Ron Travis is a member of the House Agriculture & Natural Resources Committee and House Insurance & Banking Committee. He lives in Dayton and represents District 31, which encompasses Rhea, Sequatchie, Bledsoe, and a portion of Roane Counties.
And in case you missed it…
Beer Tax Reform Act – The House passed The Beer Tax Reform Act of 2013 this year on a bipartisan vote of 87-2. Tennessee has the highest beer tax rate in the nation by 12 percent over the next closest state, and it has continued to grow yearly. This law will stop the growth of the beer tax by changing an antiquated tax structure from price based to volume based, as is done in 48 other states. The bill will help job growth in Tennessee and will have a long-term positive impact on Tennessee’s economy.
Safe Harbor Bill – Legislation which will improve health outcomes for infants born to drug-addicted mothers easily passed the House earlier this year. House Bill 277 encourages pregnant women who misuse prescription drugs to access early prenatal care and drug rehabilitation. In exchange, they would be given a safe harbor from having their parental rights terminated through a petition filed by the Department of Children’s Services due to prenatal drug abuse. The safe harbor only applies if the mother is seen by an obstetrician provider within the first 20 weeks of her pregnancy, attends regular prenatal visits, and complies with substance abuse treatment.

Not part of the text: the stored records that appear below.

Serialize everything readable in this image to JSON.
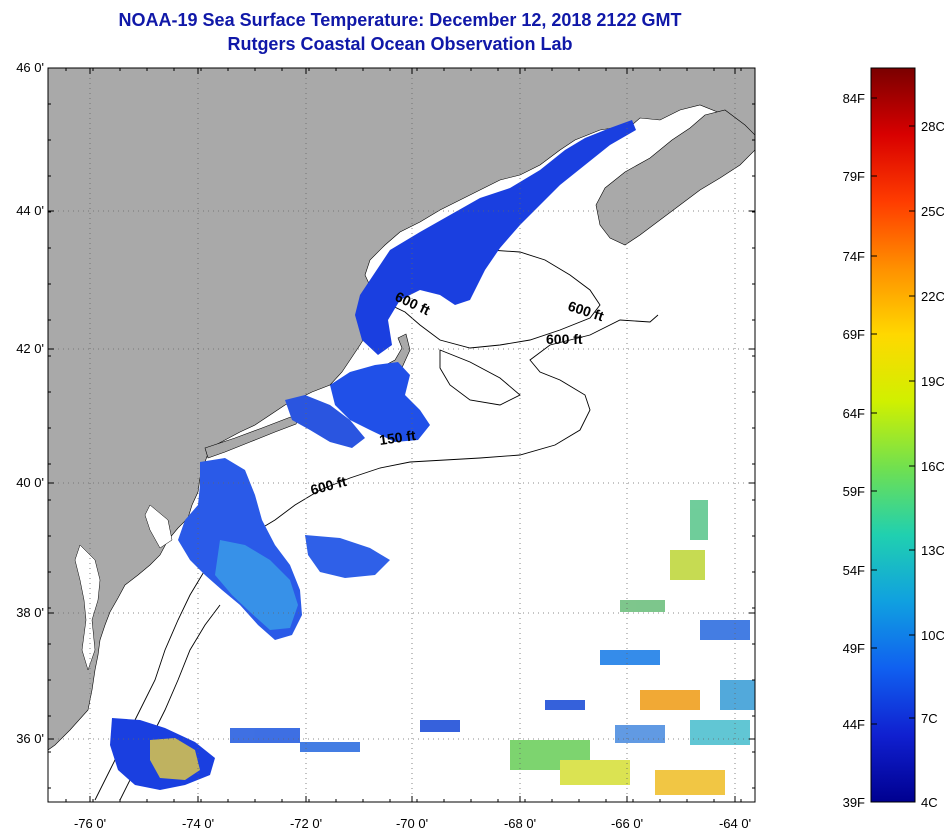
{
  "title": {
    "line1": "NOAA-19 Sea Surface Temperature:  December 12, 2018 2122 GMT",
    "line2": "Rutgers Coastal Ocean Observation Lab"
  },
  "axes": {
    "lat_labels": [
      "46 0'",
      "44 0'",
      "42 0'",
      "40 0'",
      "38 0'",
      "36 0'"
    ],
    "lon_labels": [
      "-76 0'",
      "-74 0'",
      "-72 0'",
      "-70 0'",
      "-68 0'",
      "-66 0'",
      "-64 0'"
    ]
  },
  "contours": [
    "600 ft",
    "600 ft",
    "600 ft",
    "150 ft",
    "600 ft"
  ],
  "colorbar": {
    "fahrenheit": [
      "84F",
      "79F",
      "74F",
      "69F",
      "64F",
      "59F",
      "54F",
      "49F",
      "44F",
      "39F"
    ],
    "celsius": [
      "28C",
      "25C",
      "22C",
      "19C",
      "16C",
      "13C",
      "10C",
      "7C",
      "4C"
    ],
    "gradient": [
      "#7a0000",
      "#d80000",
      "#ff3c00",
      "#ff9000",
      "#ffd800",
      "#d0f000",
      "#70e050",
      "#20d0b0",
      "#10a0e0",
      "#1060f0",
      "#1020d0",
      "#000090"
    ]
  },
  "colors": {
    "land": "#a9a9a9",
    "ocean": "#ffffff",
    "cold_water": "#1a3fe0",
    "title": "#1018a8"
  }
}
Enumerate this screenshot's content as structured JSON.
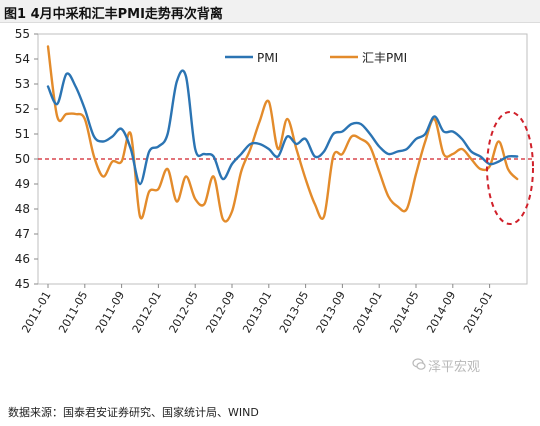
{
  "title": "图1  4月中采和汇丰PMI走势再次背离",
  "source": "数据来源：国泰君安证券研究、国家统计局、WIND",
  "watermark": "泽平宏观",
  "chart_data": {
    "type": "line",
    "ylim": [
      45,
      55
    ],
    "yticks": [
      45,
      46,
      47,
      48,
      49,
      50,
      51,
      52,
      53,
      54,
      55
    ],
    "xticks": [
      "2011-01",
      "2011-05",
      "2011-09",
      "2012-01",
      "2012-05",
      "2012-09",
      "2013-01",
      "2013-05",
      "2013-09",
      "2014-01",
      "2014-05",
      "2014-09",
      "2015-01"
    ],
    "reference_line": 50,
    "legend_position": "top",
    "series": [
      {
        "name": "PMI",
        "color": "#2b74b3",
        "values": [
          52.9,
          52.2,
          53.4,
          52.9,
          52.0,
          50.9,
          50.7,
          50.9,
          51.2,
          50.4,
          49.0,
          50.3,
          50.5,
          51.0,
          53.1,
          53.3,
          50.4,
          50.2,
          50.1,
          49.2,
          49.8,
          50.2,
          50.6,
          50.6,
          50.4,
          50.1,
          50.9,
          50.6,
          50.8,
          50.1,
          50.3,
          51.0,
          51.1,
          51.4,
          51.4,
          51.0,
          50.5,
          50.2,
          50.3,
          50.4,
          50.8,
          51.0,
          51.7,
          51.1,
          51.1,
          50.8,
          50.3,
          50.1,
          49.8,
          49.9,
          50.1,
          50.1
        ]
      },
      {
        "name": "汇丰PMI",
        "color": "#e38b2b",
        "values": [
          54.5,
          51.7,
          51.8,
          51.8,
          51.6,
          50.1,
          49.3,
          49.9,
          49.9,
          51.0,
          47.7,
          48.7,
          48.8,
          49.6,
          48.3,
          49.3,
          48.4,
          48.2,
          49.3,
          47.6,
          47.9,
          49.5,
          50.4,
          51.5,
          52.3,
          50.4,
          51.6,
          50.4,
          49.2,
          48.2,
          47.7,
          50.1,
          50.2,
          50.9,
          50.8,
          50.5,
          49.5,
          48.5,
          48.1,
          48.0,
          49.4,
          50.7,
          51.6,
          50.2,
          50.2,
          50.4,
          50.0,
          49.6,
          49.7,
          50.7,
          49.6,
          49.2
        ]
      }
    ],
    "annotation": "red dashed ellipse around the 2015 divergence"
  }
}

Prescription Drugs – House Bill 519 was approved by the House this year and restricts any person, besides a licensed medical professional, from selling, delivering, or obtaining a drug through the use of TennCare. Written to stop potentially fraudulent abuse of TennCare benefits, the legislation makes such an offense a Class E Felony, a sentence that includes mandatory jail time.
Home School Students – The House of Representatives passed legislation this year authorizing home school students to participate in interscholastic athletics at the public school in which they are zoned. House Bill 222 gives home-schooled students an opportunity to try out for local school sports teams if they meet the same health, academic, and conduct standards required of other participants. The bill was fueled by the success of NFL quarterback Tim Tebow who was a home schooled student. The legislation is not in conflict with Tennessee Secondary School Athletic Association (TSSAA) standards as the organization has opted to leave the decision about participation of home schooled students to local boards of education.
Having completed its business for the year, the first session of the 108th General Assembly is now complete. One General Assembly is comprised of two sessions, with the next meeting of the body beginning Tuesday, January 14th, 2014 at high noon.